Disabled and chronically ill persons, particularly those who are impacted by other forms of oppression, are experts in the lived experience of the detrimental impact of such structures, pointing to a need for coproduction at every level in the healthcare arena and more broadly. The cv-19 pandemic and the emergence of long Covid has foregrounded the value of coproduction, highlighted the noxious reach of neoliberalism, and disrupted binaries.
Skillset 5: “Developing structural humility” (Metzl & Hansen, 2014, p.131)
The final skillset, developing structural humility, suggests that it is important to be realistic about the project of integrating disability studies, and other structurally competent disciplines, into medicine. Such integration does not require that clinicians are fully conversant with the canon of disability studies and wider critical literature.
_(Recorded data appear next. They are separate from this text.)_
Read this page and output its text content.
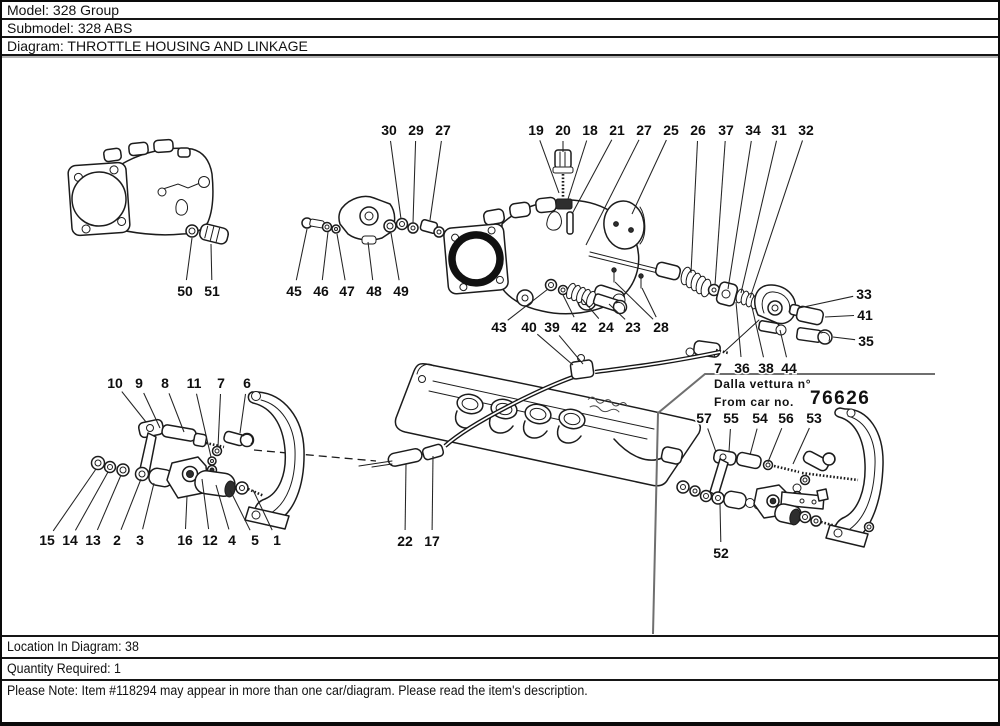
Model: 328 Group
Submodel: 328 ABS
Diagram: THROTTLE HOUSING AND LINKAGE
Dalla vettura n°
From car no. 76626
30 29 27	19 20 18 21 27 25 26 37 34 31 32
50 51	45 46 47 48 49
43 40 39 42 24 23 28
33
41
35
7 36 38 44
22 17
10 9 8 11 7 6
15 14 13 2 3 16 12 4 5 1
57 55 54 56 53
52
Location In Diagram: 38
Quantity Required: 1
Please Note: Item #118294 may appear in more than one car/diagram. Please read the item's description.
Rather, structural competency can be considered a process by which faculty, students and qualified clinicians become more open to, and engaged with, epistemological and ontological positions beyond those espoused by the biomedical model.
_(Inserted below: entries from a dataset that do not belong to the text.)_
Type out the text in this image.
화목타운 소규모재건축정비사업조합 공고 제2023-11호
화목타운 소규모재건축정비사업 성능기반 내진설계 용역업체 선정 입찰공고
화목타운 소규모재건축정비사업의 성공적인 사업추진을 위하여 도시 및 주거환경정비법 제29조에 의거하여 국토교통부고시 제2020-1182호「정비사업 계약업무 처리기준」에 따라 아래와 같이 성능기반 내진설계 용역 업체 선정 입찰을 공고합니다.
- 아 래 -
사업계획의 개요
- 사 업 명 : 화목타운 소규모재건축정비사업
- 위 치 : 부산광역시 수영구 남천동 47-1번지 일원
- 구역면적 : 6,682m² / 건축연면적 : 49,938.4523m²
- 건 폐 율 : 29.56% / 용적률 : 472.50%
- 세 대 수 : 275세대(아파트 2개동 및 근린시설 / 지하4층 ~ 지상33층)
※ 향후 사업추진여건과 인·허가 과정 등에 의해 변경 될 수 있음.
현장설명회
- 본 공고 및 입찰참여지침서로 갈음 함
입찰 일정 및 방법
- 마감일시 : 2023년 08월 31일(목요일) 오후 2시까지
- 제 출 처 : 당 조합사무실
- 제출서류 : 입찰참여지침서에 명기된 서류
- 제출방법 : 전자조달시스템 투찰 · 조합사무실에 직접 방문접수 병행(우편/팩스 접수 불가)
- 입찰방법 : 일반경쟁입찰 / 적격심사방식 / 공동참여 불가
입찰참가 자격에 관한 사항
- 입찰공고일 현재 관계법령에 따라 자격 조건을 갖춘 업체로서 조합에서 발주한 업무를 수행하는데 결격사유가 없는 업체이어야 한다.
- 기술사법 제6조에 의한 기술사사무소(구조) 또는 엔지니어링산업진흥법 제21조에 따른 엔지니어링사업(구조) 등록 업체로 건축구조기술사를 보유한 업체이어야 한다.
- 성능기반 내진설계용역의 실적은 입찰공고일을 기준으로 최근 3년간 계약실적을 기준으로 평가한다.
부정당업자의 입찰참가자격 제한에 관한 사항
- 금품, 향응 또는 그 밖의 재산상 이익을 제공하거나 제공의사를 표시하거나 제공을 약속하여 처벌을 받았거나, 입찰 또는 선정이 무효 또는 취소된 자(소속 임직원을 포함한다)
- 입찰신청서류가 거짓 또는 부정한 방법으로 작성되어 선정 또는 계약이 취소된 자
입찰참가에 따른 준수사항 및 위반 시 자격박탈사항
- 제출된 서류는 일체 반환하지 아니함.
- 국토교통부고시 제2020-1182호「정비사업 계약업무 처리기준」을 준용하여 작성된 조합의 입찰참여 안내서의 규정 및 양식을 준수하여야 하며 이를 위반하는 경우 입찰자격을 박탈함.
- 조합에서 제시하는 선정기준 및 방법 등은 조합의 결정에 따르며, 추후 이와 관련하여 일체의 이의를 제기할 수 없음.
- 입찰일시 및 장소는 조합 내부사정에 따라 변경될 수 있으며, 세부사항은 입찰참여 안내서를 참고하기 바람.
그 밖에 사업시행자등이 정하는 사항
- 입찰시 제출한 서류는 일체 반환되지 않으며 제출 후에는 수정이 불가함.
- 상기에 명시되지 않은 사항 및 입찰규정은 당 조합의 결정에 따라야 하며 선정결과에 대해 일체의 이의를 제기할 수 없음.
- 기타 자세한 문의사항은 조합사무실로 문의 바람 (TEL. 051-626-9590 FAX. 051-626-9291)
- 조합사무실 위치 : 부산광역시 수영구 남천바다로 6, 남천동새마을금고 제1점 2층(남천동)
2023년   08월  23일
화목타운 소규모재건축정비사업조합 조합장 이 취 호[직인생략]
Structural humility may also be understood as recognising the danger of focusing on structural influences to the detriment of the individual (micro-level) influences. That is, a truly holistic approach should combine biological, psychological, social and structural influences, and avoid an unproductive division between medical and social models of disability. This would mean understanding disability as a complex interplay of structures, bodies and minds.
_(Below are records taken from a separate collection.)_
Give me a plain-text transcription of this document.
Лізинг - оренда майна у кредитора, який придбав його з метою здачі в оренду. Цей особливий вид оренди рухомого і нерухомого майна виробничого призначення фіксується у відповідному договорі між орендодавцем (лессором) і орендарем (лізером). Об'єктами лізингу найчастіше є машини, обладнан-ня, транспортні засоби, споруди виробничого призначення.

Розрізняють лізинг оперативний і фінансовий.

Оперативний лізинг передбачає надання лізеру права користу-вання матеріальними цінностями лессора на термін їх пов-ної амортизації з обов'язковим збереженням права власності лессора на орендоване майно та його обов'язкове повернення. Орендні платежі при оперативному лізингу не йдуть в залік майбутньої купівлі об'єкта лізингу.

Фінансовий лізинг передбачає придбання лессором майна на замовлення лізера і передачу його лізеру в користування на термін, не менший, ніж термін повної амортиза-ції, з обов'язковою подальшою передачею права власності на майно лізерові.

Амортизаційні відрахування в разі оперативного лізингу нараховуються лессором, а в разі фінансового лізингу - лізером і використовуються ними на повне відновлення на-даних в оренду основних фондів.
Lastly, structural humility might also be interpreted as humility vis-à-vis an understanding of how structural factors exert their influence, and a recognition that each patient will be impacted differently. In this regard, an appreciation of intersectionality is important. Of particular relevance to long Covid, clinicians who now live with this condition have reported that they are better able to understand poorly delineated and ‘contested’ illness. Whilst this is indubitably true, caution should be exercised when assuming homogeneity of experience within and across marginalised patient groups, so as to guard against co-opting and erasing* more marginally situated experiences. In fact, given the variations in quality of healthcare encounters reported by people with long Covid, intersectional research is strongly indicated.
In summary, disability studies has much to offer medical education and practice, not least since dominant explanatory frameworks in clinical practice (the medical model and biopsychosocial model) do not demonstrate structural competency. Integrating thinking from disability studies into medical curricula offers a pathway to more equitable and truly patient-centred care, whilst reducing tensions within the clinical encounter. Given the strong possibility of a wave of covid-related disability, it is more important than ever to address the issues raised in the paper. Whilst long Covid has been the focus of discussion, points raised apply to all chronic illness, especially those that are positioned as ‘contested’ or ‘medically unexplained’.
*co-option and erasure of disabled and chronically ill people’s experiences is a concept I have borrowed from the excellent research of Chronic Illness Inclusion.